DeMya Walker

Personal information
- Born: November 28, 1977 (age 48) Mount Holly, New Jersey, U.S.
- Listed height: 6 ft 3 in (1.91 m)
- Listed weight: 200 lb (91 kg)

Career information
- High school: Rancocas Valley (Mount Holly, New Jersey)
- College: Virginia (1995–1999)
- WNBA draft: 1999: undrafted
- Playing career: 1999–present
- Position: Forward

Career history
- 2000–2002: Portland Fire
- 2003–2009: Sacramento Monarchs
- 2010–2011: Connecticut Sun
- 2011: Washington Mystics
- 2012–2013: New York Liberty

Career highlights
- WNBA All-Star (2005); WNBA champion (2005); 2x First-team All-ACC (1998, 1999); ACC All-Freshman Team (1996);
- Stats at WNBA.com
- Stats at Basketball Reference

= DeMya Walker =

American basketball player (born 1977)

DeMya Chakheia Walker (born November 28, 1977) is an American former professional basketball player.

==High school==
Walker was born and grew up in Mount Holly, New Jersey, where she attended Rancocas Valley Regional High School and she set school records for career rebounds (851), rebound average per game (14.2 rpg), most rebounds in a game (29), most points in a season (675), and most career points (1,546).

In her senior year, she was named to the 1995 All-American first team by Street & Smith's New Jersey High School "Female Athlete of the Year", and Parade Magazine All-America Second Team as a high school senior.

==University of Virginia==
Walker attended the University of Virginia and played on the women's basketball team (known as The Cavaliers) from 1995 to 1999.

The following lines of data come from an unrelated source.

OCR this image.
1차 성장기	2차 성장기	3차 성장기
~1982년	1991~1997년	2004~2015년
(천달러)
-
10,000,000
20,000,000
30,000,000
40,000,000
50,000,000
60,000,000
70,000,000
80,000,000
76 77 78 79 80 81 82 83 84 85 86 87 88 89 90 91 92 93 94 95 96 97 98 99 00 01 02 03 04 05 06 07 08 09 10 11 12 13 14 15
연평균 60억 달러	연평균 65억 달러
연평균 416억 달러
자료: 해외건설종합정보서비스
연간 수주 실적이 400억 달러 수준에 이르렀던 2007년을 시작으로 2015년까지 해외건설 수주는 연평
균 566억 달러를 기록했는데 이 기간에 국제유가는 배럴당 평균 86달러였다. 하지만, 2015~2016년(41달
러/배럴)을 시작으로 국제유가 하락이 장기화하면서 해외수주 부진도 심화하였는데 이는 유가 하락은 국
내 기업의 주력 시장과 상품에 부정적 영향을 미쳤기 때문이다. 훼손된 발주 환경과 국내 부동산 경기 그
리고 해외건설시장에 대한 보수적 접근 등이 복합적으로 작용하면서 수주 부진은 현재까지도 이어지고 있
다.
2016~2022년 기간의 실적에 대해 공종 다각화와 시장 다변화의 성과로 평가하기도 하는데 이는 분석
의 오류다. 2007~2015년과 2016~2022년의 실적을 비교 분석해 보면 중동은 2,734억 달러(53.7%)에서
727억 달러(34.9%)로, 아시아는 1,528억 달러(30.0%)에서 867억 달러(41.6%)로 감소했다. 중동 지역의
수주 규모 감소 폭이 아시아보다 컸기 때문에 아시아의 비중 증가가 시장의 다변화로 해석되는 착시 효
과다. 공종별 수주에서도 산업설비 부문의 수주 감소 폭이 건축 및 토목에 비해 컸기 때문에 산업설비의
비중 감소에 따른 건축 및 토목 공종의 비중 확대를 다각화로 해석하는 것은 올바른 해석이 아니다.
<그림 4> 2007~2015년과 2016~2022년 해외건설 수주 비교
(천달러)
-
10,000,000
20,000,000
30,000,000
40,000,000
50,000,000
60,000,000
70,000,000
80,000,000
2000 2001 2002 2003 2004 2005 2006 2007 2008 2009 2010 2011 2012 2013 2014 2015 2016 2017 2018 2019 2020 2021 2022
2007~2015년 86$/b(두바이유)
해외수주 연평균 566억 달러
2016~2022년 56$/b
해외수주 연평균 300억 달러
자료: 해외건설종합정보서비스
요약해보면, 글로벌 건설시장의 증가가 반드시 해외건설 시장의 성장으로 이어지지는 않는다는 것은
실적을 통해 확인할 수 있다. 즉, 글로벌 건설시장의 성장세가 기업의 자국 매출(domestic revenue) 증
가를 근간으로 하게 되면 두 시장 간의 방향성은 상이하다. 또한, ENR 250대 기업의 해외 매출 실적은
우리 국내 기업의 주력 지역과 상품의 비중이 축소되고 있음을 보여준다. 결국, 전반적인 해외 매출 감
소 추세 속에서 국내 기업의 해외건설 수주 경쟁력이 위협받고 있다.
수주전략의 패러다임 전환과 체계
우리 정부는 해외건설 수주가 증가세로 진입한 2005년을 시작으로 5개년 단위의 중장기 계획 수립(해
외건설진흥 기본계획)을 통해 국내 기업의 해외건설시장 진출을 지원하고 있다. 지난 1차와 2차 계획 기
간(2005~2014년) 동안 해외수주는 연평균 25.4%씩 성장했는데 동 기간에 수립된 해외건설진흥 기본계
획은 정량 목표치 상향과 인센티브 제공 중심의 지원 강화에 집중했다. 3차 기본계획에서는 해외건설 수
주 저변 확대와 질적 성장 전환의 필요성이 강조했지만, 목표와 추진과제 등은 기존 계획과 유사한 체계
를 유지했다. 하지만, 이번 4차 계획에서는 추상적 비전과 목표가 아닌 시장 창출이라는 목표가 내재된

By the time she graduated, she became Virginia's all-time leader in field goal percentage, as well as 332 career blocked shots which at the time was ranked 12th in the NCAA record books. She averaged 13.0 points per game and 6.9 rebounds per game during her career.

Her 1,583 points ranks her ninth in school history.

She was named the "Cavalier of the Year", and was an Honorable Mention All-America selection in her senior year (1998-99 season) after leading the team in scoring, rebounding, field goal percentage and blocked shots.

She is also a member of the Zeta Phi Beta Sorority.

==USA Basketball==
Walker was selected to play with the USA team at the 1999 Pan American Games. The team finished with a record of 4–3, but won the bronze medal with an 85–59 victory over Brazil. Walker averaged 1.6 points per game.

==WNBA career==
Despite her impressive career in college, Walker was not selected by any of the WNBA teams during the 1999 WNBA draft, mainly due to the influx of former players from the just-disbanded American Basketball League (ABL), a rival professional women's league. Several of the ABL's star players were selected in that year's draft.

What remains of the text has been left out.